Schikanen beim Kinderbetreuungsgeld gehen weiter

Date of article: 13/02/2024

Daily News of: 13/02/2024

Country:  Austria

Author: Austrian Ombudsman Board

Article language: de

Vor genau vier Jahren hat die Volksanwaltschaft in einer „kollegialen Missstandsfeststellung“ das Familienministerium heftig kritisiert, weil es Jungfamilien jahrelang auf das Kinderbetreuungsgeld warten lässt. Die juristischen Argumente prallten an der Ministerialbürokratie ab, auch mehrere Höchstgerichtsurteile, die die Rechtsansicht der Volksanwaltschaft bestätigen, haben zu keiner Änderung geführt. Eine Mutter musste acht Jahre auf das Kinderbetreuungsgeld warten. „Aber Ministerin Susanne Raab hat offenbar ihre rechtswidrigen Anweisungen an die Behörden noch immer nicht geändert“, kritisiert Volksanwalt Bernhard Achitz. 

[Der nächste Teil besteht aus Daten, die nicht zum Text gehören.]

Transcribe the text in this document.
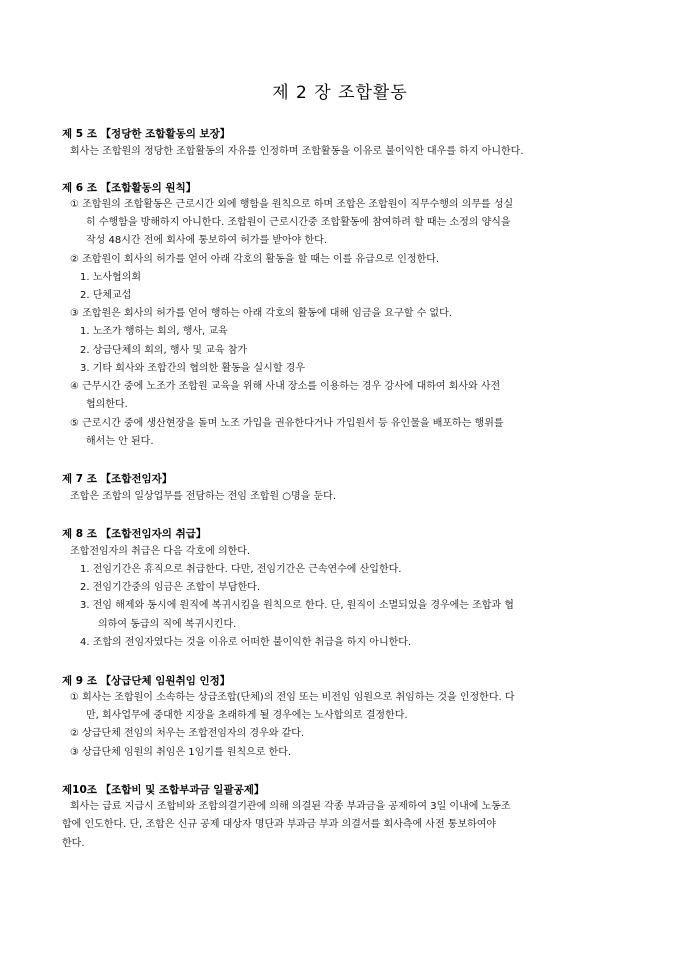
제 2 장 조합활동
제 5 조 【정당한 조합활동의 보장】
회사는 조합원의 정당한 조합활동의 자유를 인정하며 조합활동을 이유로 불이익한 대우를 하지 아니한다.
제 6 조 【조합활동의 원칙】
① 조합원의 조합활동은 근로시간 외에 행함을 원칙으로 하며 조합은 조합원이 직무수행의 의무를 성실
히 수행함을 방해하지 아니한다. 조합원이 근로시간중 조합활동에 참여하려 할 때는 소정의 양식을
작성 48시간 전에 회사에 통보하여 허가를 받아야 한다.
② 조합원이 회사의 허가를 얻어 아래 각호의 활동을 할 때는 이를 유급으로 인정한다.
1. 노사협의회
2. 단체교섭
③ 조합원은 회사의 허가를 얻어 행하는 아래 각호의 활동에 대해 임금을 요구할 수 없다.
1. 노조가 행하는 회의, 행사, 교육
2. 상급단체의 회의, 행사 및 교육 참가
3. 기타 회사와 조합간의 협의한 활동을 실시할 경우
④ 근무시간 중에 노조가 조합원 교육을 위해 사내 장소를 이용하는 경우 강사에 대하여 회사와 사전
협의한다.
⑤ 근로시간 중에 생산현장을 돌며 노조 가입을 권유한다거나 가입원서 등 유인물을 배포하는 행위를
해서는 안 된다.
제 7 조 【조합전임자】
조합은 조합의 일상업무를 전담하는 전임 조합원 ○명을 둔다.
제 8 조 【조합전임자의 취급】
조합전임자의 취급은 다음 각호에 의한다.
1. 전임기간은 휴직으로 취급한다. 다만, 전임기간은 근속연수에 산입한다.
2. 전임기간중의 임금은 조합이 부담한다.
3. 전임 해제와 동시에 원직에 복귀시킴을 원칙으로 한다. 단, 원직이 소멸되었을 경우에는 조합과 협
의하여 동급의 직에 복귀시킨다.
4. 조합의 전임자였다는 것을 이유로 어떠한 불이익한 취급을 하지 아니한다.
제 9 조 【상급단체 임원취임 인정】
① 회사는 조합원이 소속하는 상급조합(단체)의 전임 또는 비전임 임원으로 취임하는 것을 인정한다. 다
만, 회사업무에 중대한 지장을 초래하게 될 경우에는 노사합의로 결정한다.
② 상급단체 전임의 처우는 조합전임자의 경우와 같다.
③ 상급단체 임원의 취임은 1임기를 원칙으로 한다.
제10조 【조합비 및 조합부과금 일괄공제】
회사는 급료 지급시 조합비와 조합의결기관에 의해 의결된 각종 부과금을 공제하여 3일 이내에 노동조
합에 인도한다. 단, 조합은 신규 공제 대상자 명단과 부과금 부과 의결서를 회사측에 사전 통보하여야
한다.
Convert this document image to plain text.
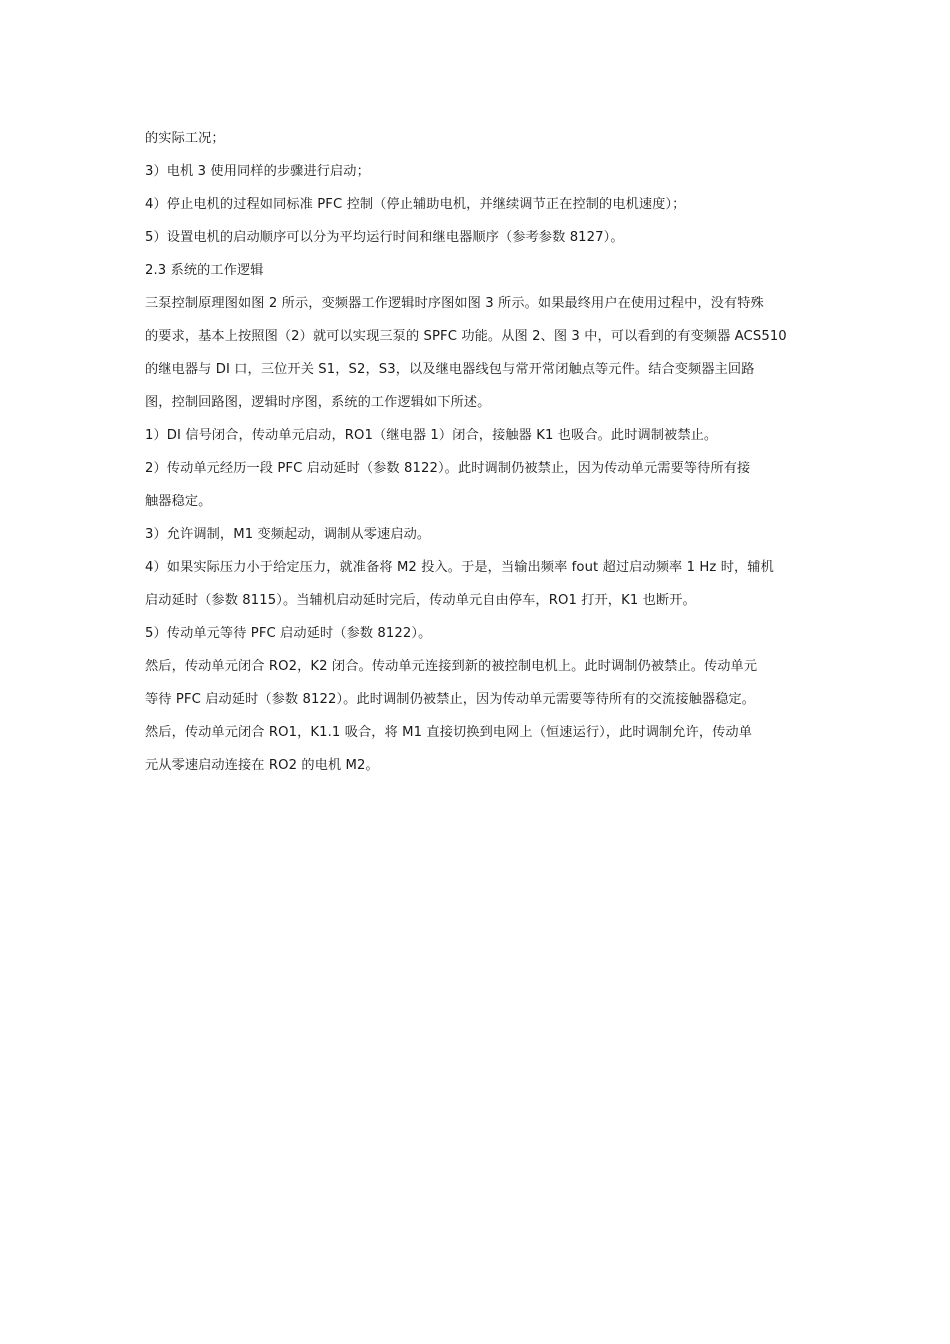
的实际工况；
3）电机 3 使用同样的步骤进行启动；
4）停止电机的过程如同标准 PFC 控制（停止辅助电机，并继续调节正在控制的电机速度）；
5）设置电机的启动顺序可以分为平均运行时间和继电器顺序（参考参数 8127）。
2.3 系统的工作逻辑
三泵控制原理图如图 2 所示，变频器工作逻辑时序图如图 3 所示。如果最终用户在使用过程中，没有特殊
的要求，基本上按照图（2）就可以实现三泵的 SPFC 功能。从图 2、图 3 中，可以看到的有变频器 ACS510
的继电器与 DI 口，三位开关 S1，S2，S3，以及继电器线包与常开常闭触点等元件。结合变频器主回路
图，控制回路图，逻辑时序图，系统的工作逻辑如下所述。
1）DI 信号闭合，传动单元启动，RO1（继电器 1）闭合，接触器 K1 也吸合。此时调制被禁止。
2）传动单元经历一段 PFC 启动延时（参数 8122）。此时调制仍被禁止，因为传动单元需要等待所有接
触器稳定。
3）允许调制，M1 变频起动，调制从零速启动。
4）如果实际压力小于给定压力，就准备将 M2 投入。于是，当输出频率 fout 超过启动频率 1 Hz 时，辅机
启动延时（参数 8115）。当辅机启动延时完后，传动单元自由停车，RO1 打开，K1 也断开。
5）传动单元等待 PFC 启动延时（参数 8122）。
然后，传动单元闭合 RO2，K2 闭合。传动单元连接到新的被控制电机上。此时调制仍被禁止。传动单元
等待 PFC 启动延时（参数 8122）。此时调制仍被禁止，因为传动单元需要等待所有的交流接触器稳定。
然后，传动单元闭合 RO1，K1.1 吸合，将 M1 直接切换到电网上（恒速运行），此时调制允许，传动单
元从零速启动连接在 RO2 的电机 M2。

Immer noch regelmäßig Beschwerden bei der Volksanwaltschaft

„Was muss nach den OGH-Urteilen noch passieren, bis Raab endlich einlenkt und die Schikanen gegen Eltern einstellt?“, fragt Achitz: „Auch nach dem Höchstgerichtsurteil melden sich bei der Volksanwaltschaft verzweifelte Eltern, die jahrelang auf das Kinderbetreuungsgeld warten, weil das Familienministerium sie diverse in- und ausländische Behörden abklappern lässt, um irgendwelche Dokumente zu beschaffen, die es gar nicht gibt. Raab muss diese europarechtswidrige Praxis endlich abschaffen, bürgerinnenfreundlich vorgehen und das Kinderbetreuungsgeld rasch überweisen.“

Europarechtswidrig: Behörde wälzt Verpflichtungen auf Eltern ab

„Seit Jahren kritisieren die Volksanwaltschaft und auch die Arbeiterkammer die familienfeindliche und EU-rechtswidrige Vorgehensweise der Behörden, die auf Weisung der Frauenministerin Eltern massive Hürden in den Weg stellen. Die Pflicht der Behörden, mit Behörden anderer Länder herauszufinden, wer zuständig ist, wird auf die Eltern abgewälzt. Bürgerinnenfreundlich und nach EU-Recht geboten wäre, wenn die österreichischen Behörden das Kinderbetreuungsgeld an die in Österreich lebenden Familien vorläufig auszahlen und im Hintergrund regeln, wer zuständig ist. Trotz Höchstgerichtsurteil melden sich weiterhin Betroffene bei der Volksanwaltschaft, insgesamt bereits mehr als hundert. Eine Reform ist überfällig – sowohl bei der Vollziehung als auch auf gesetzlicher Ebene“, so Achitz.

Mehr zum OGH-Urteil

Härtefall-Klausel: Parlament hat auf Kritik der Volksanwaltschaft reagiert

„Auf einen anderen Kritikpunkt der Volksanwaltschaft hat das Parlament mit einer Gesetzesänderung reagiert: Eine Härtefall-Regel beim einkommensabhängigen Kinderbetreuungsgeld wurde im Oktober beschlossen“, so Volksanwalt Achitz. Anlass für die Kritik der Volksanwaltschaft war eine alleinerziehende Mutter, die nach dem plötzlichen Tod des Vaters kein Kinderbetreuungsgeld erhalten hatte. Denn die Härtefallverlängerung im KBGG sah zwar vor, dass ein Elternteil das Kinderbetreuungsgeld der Partnerin bzw. des Partners für maximal drei Monate weiter beziehen kann, wenn diese bzw. dieser verstirbt. Das galt bisher aber nicht für das einkommensabhängige Kinderbetreuungsgeld. Um nun alle Eltern in jenen Härtefällen, in denen ein Elternteil aus bestimmten, schwerwiegenden Gründen durch den Wegfall des gemeinsamen Haushalts mit dem Kind am Bezug des Kinderbetreuungsgeldes verhindert ist, zu unterstützen, unabhängig vom gewählten Kinderbetreuungsgeld-System, soll nun auch beim einkommensabhängigen Kinderbetreuungsgeld der Bezug verlängert werden – allerdings nur für maximal zwei Monate.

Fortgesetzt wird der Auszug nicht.